The chart of accounts is as large and complex as the entity itself.
For instance, a small local business (e.g., think local bakery) will need much more compact list of accounts than a large multinational corporation (e.g., think Apple or Google) that can easily accumulate thousands of accounts.
Similarly, the accounts listed within the chart of accounts will largely depend on the nature of the business.
In addition to the universal general accounts that are prevalent in most entities, each entity will include certain accounts that are particular to its industry sector.
Consider how vastly different must be the charts of accounts of companies in the business of:
For example, many accounts that are essential in manufacturing are not commonly used by retail businesses, including the composition of cost of goods sold (COGS). Although both businesses will report COGS on their financial statements, the manufacturer’s COGS will encompass various manufacturing inputs, while the retailer’s COGS will mostly consist of the stock merchandise purchased.
And even within the manufacturing line of business, a manufacturer in the aerospace sector will have a much different looking chart of accounts than one that produces computer hardware or even clothing apparel.
For standardization purposes, many industry associations publish recommended charts of accounts for their respective sectors.

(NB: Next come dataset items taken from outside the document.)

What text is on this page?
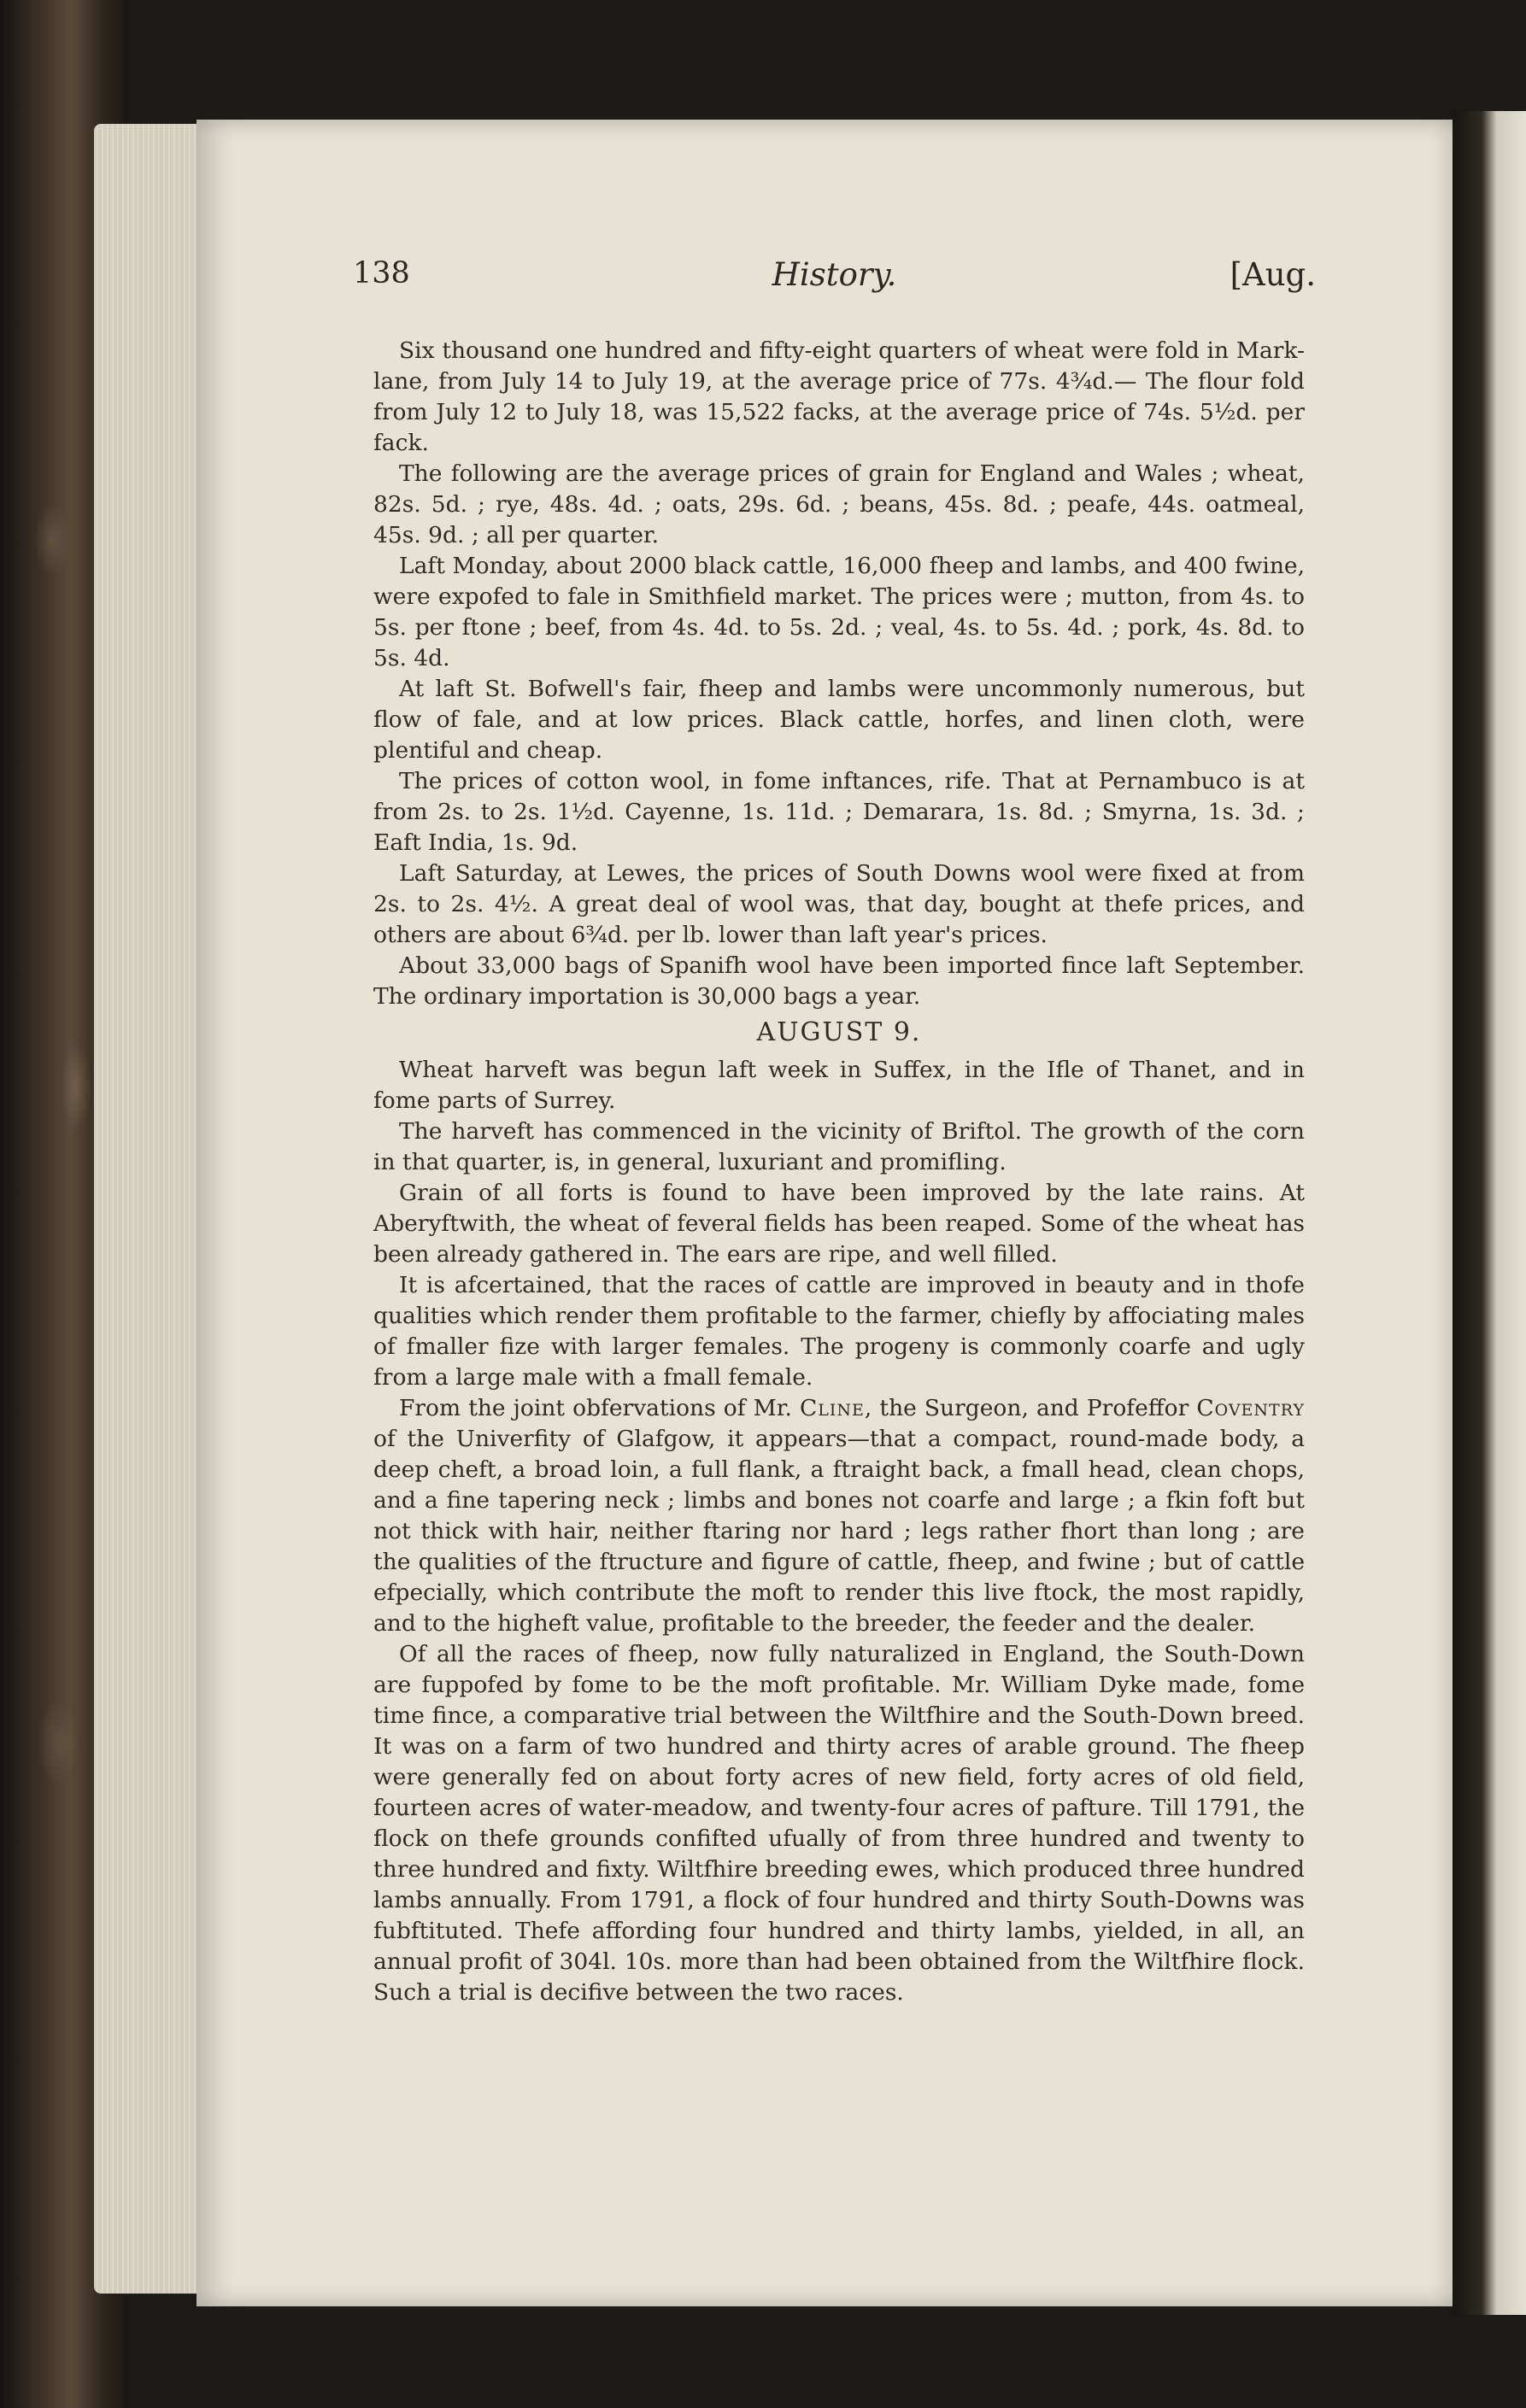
138	History.	[Aug.

Six thousand one hundred and fifty-eight quarters of wheat were fold in Mark-lane, from July 14 to July 19, at the average price of 77s. 4¾d.— The flour fold from July 12 to July 18, was 15,522 facks, at the average price of 74s. 5½d. per fack.

The following are the average prices of grain for England and Wales ; wheat, 82s. 5d. ; rye, 48s. 4d. ; oats, 29s. 6d. ; beans, 45s. 8d. ; peafe, 44s. oatmeal, 45s. 9d. ; all per quarter.

Laft Monday, about 2000 black cattle, 16,000 fheep and lambs, and 400 fwine, were expofed to fale in Smithfield market. The prices were ; mutton, from 4s. to 5s. per ftone ; beef, from 4s. 4d. to 5s. 2d. ; veal, 4s. to 5s. 4d. ; pork, 4s. 8d. to 5s. 4d.

At laft St. Bofwell's fair, fheep and lambs were uncommonly numerous, but flow of fale, and at low prices. Black cattle, horfes, and linen cloth, were plentiful and cheap.

The prices of cotton wool, in fome inftances, rife. That at Pernambuco is at from 2s. to 2s. 1½d. Cayenne, 1s. 11d. ; Demarara, 1s. 8d. ; Smyrna, 1s. 3d. ; Eaft India, 1s. 9d.

Laft Saturday, at Lewes, the prices of South Downs wool were fixed at from 2s. to 2s. 4½. A great deal of wool was, that day, bought at thefe prices, and others are about 6¾d. per lb. lower than laft year's prices.

About 33,000 bags of Spanifh wool have been imported fince laft September. The ordinary importation is 30,000 bags a year.

AUGUST 9.

Wheat harveft was begun laft week in Suffex, in the Ifle of Thanet, and in fome parts of Surrey.

The harveft has commenced in the vicinity of Briftol. The growth of the corn in that quarter, is, in general, luxuriant and promifling.

Grain of all forts is found to have been improved by the late rains. At Aberyftwith, the wheat of feveral fields has been reaped. Some of the wheat has been already gathered in. The ears are ripe, and well filled.

It is afcertained, that the races of cattle are improved in beauty and in thofe qualities which render them profitable to the farmer, chiefly by affociating males of fmaller fize with larger females. The progeny is commonly coarfe and ugly from a large male with a fmall female.

From the joint obfervations of Mr. Cline, the Surgeon, and Profeffor Coventry of the Univerfity of Glafgow, it appears—that a compact, round-made body, a deep cheft, a broad loin, a full flank, a ftraight back, a fmall head, clean chops, and a fine tapering neck ; limbs and bones not coarfe and large ; a fkin foft but not thick with hair, neither ftaring nor hard ; legs rather fhort than long ; are the qualities of the ftructure and figure of cattle, fheep, and fwine ; but of cattle efpecially, which contribute the moft to render this live ftock, the most rapidly, and to the higheft value, profitable to the breeder, the feeder and the dealer.

Of all the races of fheep, now fully naturalized in England, the South-Down are fuppofed by fome to be the moft profitable. Mr. William Dyke made, fome time fince, a comparative trial between the Wiltfhire and the South-Down breed. It was on a farm of two hundred and thirty acres of arable ground. The fheep were generally fed on about forty acres of new field, forty acres of old field, fourteen acres of water-meadow, and twenty-four acres of pafture. Till 1791, the flock on thefe grounds confifted ufually of from three hundred and twenty to three hundred and fixty. Wiltfhire breeding ewes, which produced three hundred lambs annually. From 1791, a flock of four hundred and thirty South-Downs was fubftituted. Thefe affording four hundred and thirty lambs, yielded, in all, an annual profit of 304l. 10s. more than had been obtained from the Wiltfhire flock. Such a trial is decifive between the two races.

Also, accounting software packages tend to come with a set of predefined charts of accounts for different types of businesses in variety of industry sectors.
Moreover, the chart’s structure is influenced by the information a company’s internal management needs for decision making as well as the demands of external stakeholders who use its financial statements for various different purposes.
The most important component when working with a chart of accounts is consistency, which enables the comparison of financials across multiple accounting periods and business units.
However, there is a trade-off between the ability to make historical comparisons and the ease of use:
On one hand, keeping the number of accounts to a minimum will make the accounting system more straightforward to use.
On the other hand, organizing the chart with a higher level of detail from the beginning allows for more flexibility in categorizing financial transactions and more consistent historical comparisons over time.
If you start off with only a handful of accounts and then keep expanding the list as your business grows, it may become increasingly challenging to compare financial results against the previous years.
Therefore, it is advisable to initially create a list of accounts that is unlikely to significantly change for as long as possible and keep it congruent among all areas of business.
Individual subsidiaries, divisions, departments and any other reporting units of a larger entity should keep their charts of accounts aligned to facilitate the consolidation of their financial results as part of the overall entity.
If the business units keep changing their account lists and deviate from the standard company chart, in may become difficult and time consuming to consolidate the many variants into one version of truth for the entire business.
In order to keep the number of accounts down to a manageable level, you may periodically review the list and close any accounts that are not fully utilized.
Just remember that while you can add an account to the chart at any time throughout the financial year, you should not delete any accounts until the end of an accounting period.
If you delete an account in the middle of the financial year, it may cause confusion in your accounting records.